The Great Property‐​Rights Revival

This article appeared in the National Review Online on November 27, 2006.

In a powerful response to last year’s Supreme Court decision in Kelo v. New London, voters approved nine state‐​ballot initiatives prohibiting the seizure of homes and businesses for private development. These initiatives — in Florida, New Hampshire, Arizona, and Michigan — won in a landslide, with a nationwide average of some 75 percent in favor. Louisiana passed a similar initiative in October.

Only two eminent‐​domain initiatives — in California and Idaho — failed. California’s came within a few percentage points of succeeding, despite the powerful opposition of government and wealthy interest groups.

Add these to new laws enacted by the legislatures of some 25 states and recent anti‐​eminent‐​domain decisions by the supreme courts of Ohio, Oklahoma, and Michigan, and the message is clear: Americans are fed up with eminent‐​domain abuse.

In the Kelo case, a 5 – 4 Supreme Court held that bureaucrats may condemn homes and businesses and turn the land over to developers to construct shopping malls, condos, or other private for‐​profit developments. The theory is that such projects will “create jobs” or improve the local economy, and that this is good for society.

Now, the Constitution only allows the government to take property “for public use” — not for whatever politicians think is a good idea. Yet, in Kelo, the justices allowed the condemnations to go forward.
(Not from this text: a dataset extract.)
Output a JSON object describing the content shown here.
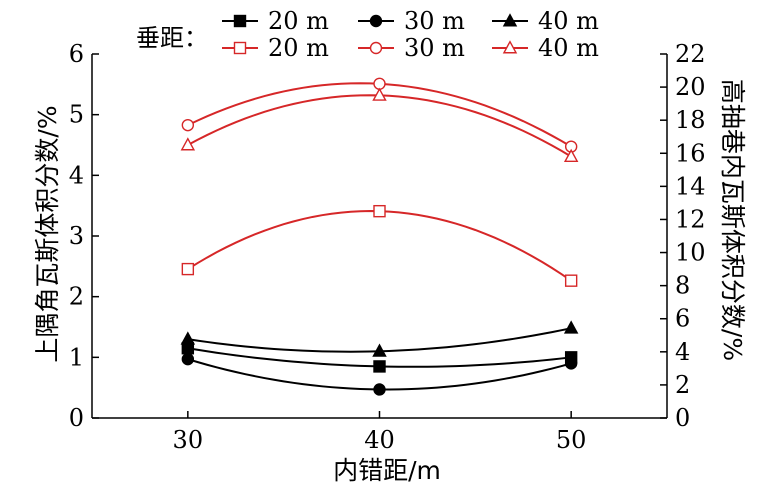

Government officials in many states saw Kelo as signaling open season on private‐​property rights. According to a report by the Castle Coalition, bureaucrats nationwide condemned or threatened to condemn 5,783 properties for private development in just the one year after Kelo was decided. All the while, they tried to spin that decision, falsely assuring people that, in most states, only “blighted” property could be condemned — even though the definition of “blight” is usually so vague that officials can declare virtually anything they want to be blighted.

Worse still, most state legislatures reacted to the national outcry over Kelo by passing meaningless window‐​dressing laws, designed to fool voters into thinking their concerns were being addressed. For example, in the month before the election, the California legislature enacted five laws supposedly restricting eminent domain. Yet these laws still allow the state of California to condemn property for private development whenever politicians believe there are “factors that substantially hinder the economically viable use of property.”

And that, of course, means whatever the government says it means.

Such ambiguity is extremely dangerous, because whenever government has the ability to take property from some people and give it to others, private interest groups will try to gain control over that power and turn it to their advantage. Wealthy developers spend tremendous amounts of time and money trying to convince government to use its power in ways that will produce profits for them. Home and small‐​business owners, by contrast, lack the money and influence to persuade government to respect their rights. They can rely only on the Constitution to protect them — or at least they could until Kelo, when the Supreme Court snatched that last shield away. Now, voters in ten states have replaced it.

In years past, bureaucrats have come to see themselves as responsible for creating the kind of cities they want to see, and they view citizens’ property as raw material for them to manipulate. The nationwide backlash against the Kelo decision should show them how wrong that attitude is.

Government exists to protect people’s property rights, not to violate them. When it undertakes development by seizing people’s property and giving it to others, it commits exactly the kind of injustice our Founding Fathers rebelled against two centuries ago. On Tuesday, Americans rebelled against it again.